HIV infection inflated the risk of a new fracture 32% in a mostly premenopausal group in the Women's Interagency HIV Study (WIHS). Older age, white race, previous fracture history, injection drug use, opiate use and smoking also independently raised the risk of any fracture in multivariate analysis.

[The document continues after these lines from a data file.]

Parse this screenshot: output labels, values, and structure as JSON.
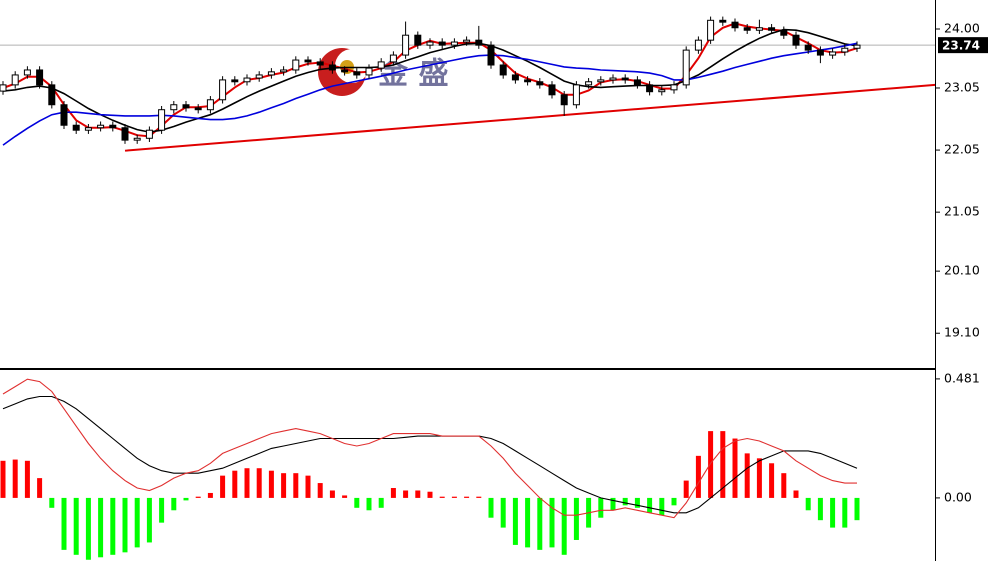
{
  "chart_data": [
    {
      "type": "candlestick",
      "open": [
        23.0,
        23.1,
        23.26,
        23.34,
        23.1,
        22.78,
        22.45,
        22.37,
        22.41,
        22.45,
        22.41,
        22.21,
        22.24,
        22.37,
        22.7,
        22.78,
        22.73,
        22.7,
        22.86,
        23.18,
        23.15,
        23.21,
        23.26,
        23.31,
        23.34,
        23.5,
        23.47,
        23.42,
        23.34,
        23.31,
        23.26,
        23.37,
        23.47,
        23.58,
        23.9,
        23.74,
        23.79,
        23.74,
        23.79,
        23.82,
        23.74,
        23.42,
        23.26,
        23.18,
        23.15,
        23.1,
        22.94,
        22.78,
        23.1,
        23.15,
        23.18,
        23.21,
        23.18,
        23.1,
        22.99,
        23.02,
        23.1,
        23.66,
        23.82,
        24.14,
        24.11,
        24.02,
        23.98,
        24.02,
        23.98,
        23.9,
        23.74,
        23.66,
        23.58,
        23.63,
        23.69
      ],
      "high": [
        23.16,
        23.32,
        23.4,
        23.4,
        23.16,
        22.84,
        22.51,
        22.47,
        22.51,
        22.51,
        22.47,
        22.3,
        22.43,
        22.76,
        22.84,
        22.84,
        22.79,
        22.92,
        23.24,
        23.24,
        23.27,
        23.32,
        23.37,
        23.4,
        23.56,
        23.56,
        23.53,
        23.48,
        23.4,
        23.37,
        23.43,
        23.53,
        23.64,
        24.12,
        23.96,
        23.85,
        23.85,
        23.85,
        23.88,
        24.05,
        23.8,
        23.48,
        23.32,
        23.24,
        23.21,
        23.16,
        23.0,
        23.16,
        23.21,
        23.24,
        23.27,
        23.27,
        23.24,
        23.16,
        23.08,
        23.16,
        23.72,
        23.88,
        24.2,
        24.2,
        24.17,
        24.08,
        24.15,
        24.08,
        24.04,
        23.96,
        23.8,
        23.72,
        23.69,
        23.75,
        23.8
      ],
      "low": [
        22.94,
        23.04,
        23.2,
        23.04,
        22.72,
        22.39,
        22.31,
        22.31,
        22.35,
        22.35,
        22.15,
        22.15,
        22.18,
        22.31,
        22.64,
        22.67,
        22.64,
        22.64,
        22.8,
        23.09,
        23.09,
        23.15,
        23.2,
        23.25,
        23.28,
        23.41,
        23.36,
        23.28,
        23.25,
        23.2,
        23.2,
        23.31,
        23.41,
        23.52,
        23.68,
        23.68,
        23.68,
        23.68,
        23.73,
        23.68,
        23.36,
        23.2,
        23.12,
        23.09,
        23.04,
        22.88,
        22.6,
        22.72,
        23.04,
        23.09,
        23.12,
        23.12,
        23.04,
        22.93,
        22.93,
        22.96,
        23.04,
        23.6,
        23.76,
        24.05,
        23.96,
        23.92,
        23.92,
        23.92,
        23.84,
        23.68,
        23.6,
        23.45,
        23.52,
        23.57,
        23.63
      ],
      "close": [
        23.1,
        23.26,
        23.34,
        23.1,
        22.78,
        22.45,
        22.37,
        22.41,
        22.45,
        22.41,
        22.21,
        22.24,
        22.37,
        22.7,
        22.78,
        22.73,
        22.7,
        22.86,
        23.18,
        23.15,
        23.21,
        23.26,
        23.31,
        23.34,
        23.5,
        23.47,
        23.42,
        23.34,
        23.31,
        23.26,
        23.37,
        23.47,
        23.58,
        23.9,
        23.74,
        23.79,
        23.74,
        23.79,
        23.82,
        23.74,
        23.42,
        23.26,
        23.18,
        23.15,
        23.1,
        22.94,
        22.78,
        23.1,
        23.15,
        23.18,
        23.21,
        23.18,
        23.1,
        22.99,
        23.02,
        23.1,
        23.66,
        23.82,
        24.14,
        24.11,
        24.02,
        23.98,
        24.02,
        23.98,
        23.9,
        23.74,
        23.66,
        23.58,
        23.63,
        23.69,
        23.74
      ],
      "up_color": "#ffffff",
      "down_color": "#000000",
      "lines": [
        {
          "color": "#e00000",
          "values": [
            23.05,
            23.12,
            23.23,
            23.23,
            23.07,
            22.78,
            22.53,
            22.41,
            22.41,
            22.42,
            22.36,
            22.29,
            22.27,
            22.44,
            22.62,
            22.74,
            22.74,
            22.76,
            22.91,
            23.06,
            23.18,
            23.21,
            23.26,
            23.3,
            23.38,
            23.44,
            23.46,
            23.41,
            23.36,
            23.3,
            23.31,
            23.37,
            23.47,
            23.65,
            23.74,
            23.81,
            23.76,
            23.77,
            23.78,
            23.78,
            23.66,
            23.47,
            23.29,
            23.2,
            23.14,
            23.06,
            22.94,
            22.94,
            23.01,
            23.14,
            23.18,
            23.19,
            23.16,
            23.1,
            23.04,
            23.04,
            23.26,
            23.53,
            23.87,
            24.02,
            24.09,
            24.04,
            24.01,
            23.99,
            23.97,
            23.87,
            23.77,
            23.66,
            23.62,
            23.63,
            23.69
          ]
        },
        {
          "color": "#000000",
          "values": [
            23.0,
            23.02,
            23.06,
            23.08,
            23.05,
            22.96,
            22.84,
            22.72,
            22.62,
            22.53,
            22.45,
            22.38,
            22.34,
            22.37,
            22.43,
            22.5,
            22.56,
            22.62,
            22.71,
            22.81,
            22.91,
            23.0,
            23.08,
            23.16,
            23.24,
            23.3,
            23.35,
            23.37,
            23.38,
            23.38,
            23.38,
            23.39,
            23.42,
            23.49,
            23.55,
            23.62,
            23.67,
            23.72,
            23.76,
            23.77,
            23.73,
            23.66,
            23.57,
            23.48,
            23.38,
            23.27,
            23.16,
            23.1,
            23.07,
            23.06,
            23.07,
            23.08,
            23.09,
            23.09,
            23.09,
            23.1,
            23.17,
            23.26,
            23.39,
            23.52,
            23.64,
            23.75,
            23.85,
            23.93,
            23.99,
            23.98,
            23.94,
            23.88,
            23.82,
            23.76,
            23.73
          ]
        },
        {
          "color": "#0000dd",
          "values": [
            22.13,
            22.27,
            22.4,
            22.52,
            22.62,
            22.66,
            22.66,
            22.64,
            22.62,
            22.61,
            22.6,
            22.6,
            22.6,
            22.61,
            22.6,
            22.58,
            22.56,
            22.54,
            22.54,
            22.56,
            22.6,
            22.66,
            22.73,
            22.8,
            22.88,
            22.95,
            23.02,
            23.08,
            23.12,
            23.16,
            23.2,
            23.24,
            23.29,
            23.34,
            23.38,
            23.42,
            23.46,
            23.5,
            23.54,
            23.57,
            23.58,
            23.57,
            23.54,
            23.51,
            23.47,
            23.43,
            23.39,
            23.37,
            23.36,
            23.34,
            23.33,
            23.32,
            23.31,
            23.29,
            23.25,
            23.18,
            23.18,
            23.22,
            23.27,
            23.32,
            23.38,
            23.43,
            23.48,
            23.53,
            23.57,
            23.6,
            23.63,
            23.66,
            23.69,
            23.73,
            23.77
          ]
        }
      ],
      "trend_line": {
        "color": "#e00000",
        "x": [
          10,
          76.4
        ],
        "values": [
          22.04,
          23.1
        ]
      },
      "last_price": 23.74,
      "watermark": "金 盛",
      "ylim": [
        18.54,
        24.467
      ],
      "yticks": [
        {
          "value": 24,
          "label": "24.00"
        },
        23.05,
        22.05,
        21.05,
        {
          "value": 20.1,
          "label": "20.10"
        },
        {
          "value": 19.1,
          "label": "19.10"
        }
      ]
    },
    {
      "type": "macd",
      "histogram": [
        0.15,
        0.155,
        0.15,
        0.08,
        -0.04,
        -0.21,
        -0.23,
        -0.25,
        -0.24,
        -0.23,
        -0.22,
        -0.2,
        -0.18,
        -0.1,
        -0.05,
        -0.01,
        0.005,
        0.02,
        0.09,
        0.11,
        0.12,
        0.12,
        0.11,
        0.1,
        0.1,
        0.09,
        0.06,
        0.03,
        0.01,
        -0.04,
        -0.05,
        -0.04,
        0.04,
        0.03,
        0.03,
        0.025,
        0.005,
        0.005,
        0.005,
        0.005,
        -0.08,
        -0.12,
        -0.19,
        -0.2,
        -0.21,
        -0.2,
        -0.23,
        -0.17,
        -0.12,
        -0.08,
        -0.05,
        -0.03,
        -0.04,
        -0.06,
        -0.07,
        -0.03,
        0.07,
        0.17,
        0.27,
        0.27,
        0.24,
        0.18,
        0.16,
        0.14,
        0.1,
        0.03,
        -0.05,
        -0.09,
        -0.12,
        -0.12,
        -0.09
      ],
      "pos_color": "#ff0000",
      "neg_color": "#00ff00",
      "lines": [
        {
          "color": "#000000",
          "values": [
            0.36,
            0.38,
            0.4,
            0.41,
            0.41,
            0.39,
            0.36,
            0.32,
            0.28,
            0.24,
            0.2,
            0.16,
            0.13,
            0.11,
            0.1,
            0.1,
            0.1,
            0.11,
            0.12,
            0.14,
            0.16,
            0.18,
            0.2,
            0.21,
            0.22,
            0.23,
            0.24,
            0.24,
            0.24,
            0.24,
            0.24,
            0.24,
            0.24,
            0.245,
            0.25,
            0.25,
            0.25,
            0.25,
            0.25,
            0.25,
            0.24,
            0.22,
            0.19,
            0.16,
            0.13,
            0.1,
            0.07,
            0.04,
            0.02,
            0.0,
            -0.01,
            -0.02,
            -0.03,
            -0.04,
            -0.05,
            -0.06,
            -0.06,
            -0.04,
            0.0,
            0.04,
            0.08,
            0.12,
            0.15,
            0.17,
            0.19,
            0.19,
            0.19,
            0.18,
            0.16,
            0.14,
            0.12
          ]
        },
        {
          "color": "#e03030",
          "values": [
            0.42,
            0.45,
            0.48,
            0.47,
            0.43,
            0.36,
            0.29,
            0.22,
            0.16,
            0.11,
            0.07,
            0.04,
            0.03,
            0.05,
            0.08,
            0.1,
            0.11,
            0.14,
            0.18,
            0.2,
            0.22,
            0.24,
            0.26,
            0.27,
            0.28,
            0.27,
            0.26,
            0.24,
            0.22,
            0.21,
            0.22,
            0.24,
            0.26,
            0.26,
            0.26,
            0.26,
            0.25,
            0.25,
            0.25,
            0.25,
            0.21,
            0.16,
            0.1,
            0.05,
            0.0,
            -0.04,
            -0.07,
            -0.07,
            -0.06,
            -0.05,
            -0.05,
            -0.04,
            -0.05,
            -0.06,
            -0.07,
            -0.08,
            -0.02,
            0.06,
            0.14,
            0.2,
            0.23,
            0.24,
            0.23,
            0.21,
            0.19,
            0.15,
            0.12,
            0.09,
            0.07,
            0.06,
            0.06
          ]
        }
      ],
      "ylim": [
        -0.255,
        0.517
      ],
      "yticks": [
        0.481,
        {
          "value": 0,
          "label": "0.00"
        }
      ]
    }
  ]
}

Five years ago, WIHS investigators discerned no difference in incident fractures between mostly premenopausal women with and without HIV through 5.5 years of follow-up. The new study adds an additional 4.5 years of follow-up to compare time to new fracture at any site in 1713 women with HIV and 662 women at risk for HIV. The HIV group was older than the comparison group (median 40 versus 35 years), more likely to have hepatitis C (HCV) infection (24% versus 15%), and weighed less (74.5 kg versus 79.7 kg). Whites made up about one-quarter of each group and blacks about 60%. High proportions of both HIV-positive and negative women smoked, though smoking prevalence was significantly lower in the HIV-positive group (45% versus 51%, P = 0.01).
After a median 10-year follow-up, all-fracture incidence proved significantly higher in women with HIV (2.19 versus 1.54 per 100 person-years, P = 0.002). Fragility fracture incidence was not significantly higher in HIV-positive women (0.56 versus 0.39 per 100 person-years, P = 0.13).
In a multivariate model, HIV infection independently raised incident all-fracture risk 32% (adjusted hazard ratio [aHR] 1.32, 95% confidence interval [CI] 1.04 to 1.69). Other independent predictors were every additional 10 years of age (aHR 1.28, 95% CI 1.14 to 1.44), previous fracture (aHR 1.87, 95% CI 1.30 to 2.69), any cocaine use (aHR 1.56, 95% CI 1.22 to 1.99) and any injection drug use (aHR 1.38, 95% CI 1.09 to 1.75). Compared with black women, whites had a 25% higher risk of any fracture (aHR 1.25, 95% CI 0.99 to 1.57) and Hispanics had a 29% lower risk (aHR 0.71, 95% CI 0.53 to 0.97).
Multivariate analysis focused solely on women with HIV identified six independent predictors of incident fracture: every 10 years of age (aHR 1.25, 95% CI 1.10 to 1.43), white versus black race (aHR 1.37, 95% CI 1.06 to 1.78), Hispanic or other ethnicity versus black race (aHR 0.71, 95% CI 0.50 to 1.02), previous fracture (aHR 2.11, 95% CI 1.39 to 3.20), cigarette smoking (aHR 1.44, 95% CI 1.14 to 1.81) and an AIDS-defining illness (aHR 1.57, 95% CI 1.24 to 1.99).
The WIHS investigators believe their findings "suggest that fracture rates will increase over time in HIV-infected women as they age," particularly "among nonblack women and in women with a history of substance use."
An earlier meta-analysis of seven studies comparing fracture incidence in HIV-positive and negative people calculated a 58% higher pooled incidence of all fractures in the HIV group (incidence rate ratio [IRR] 1.58, 95% CI 1.25 to 2.00) and a 35% higher pooled incidence of fragility fractures with HIV (IRR 1.35, 95% CI 1.10 to 1.65).
Recent guidelines recommend FRAX screening for fracture risk in premenopausal HIV-positive women over 40, and in 40- to 49-year-old men with HIV. The guidelines recommend DXA scanning to determine bone mineral density in HIV-positive postmenopausal women, HIV-positive men 50 or older, and people of all ages with certain fragility fracture risk factors.
Mark Mascolini is a freelance writer focused on HIV infection.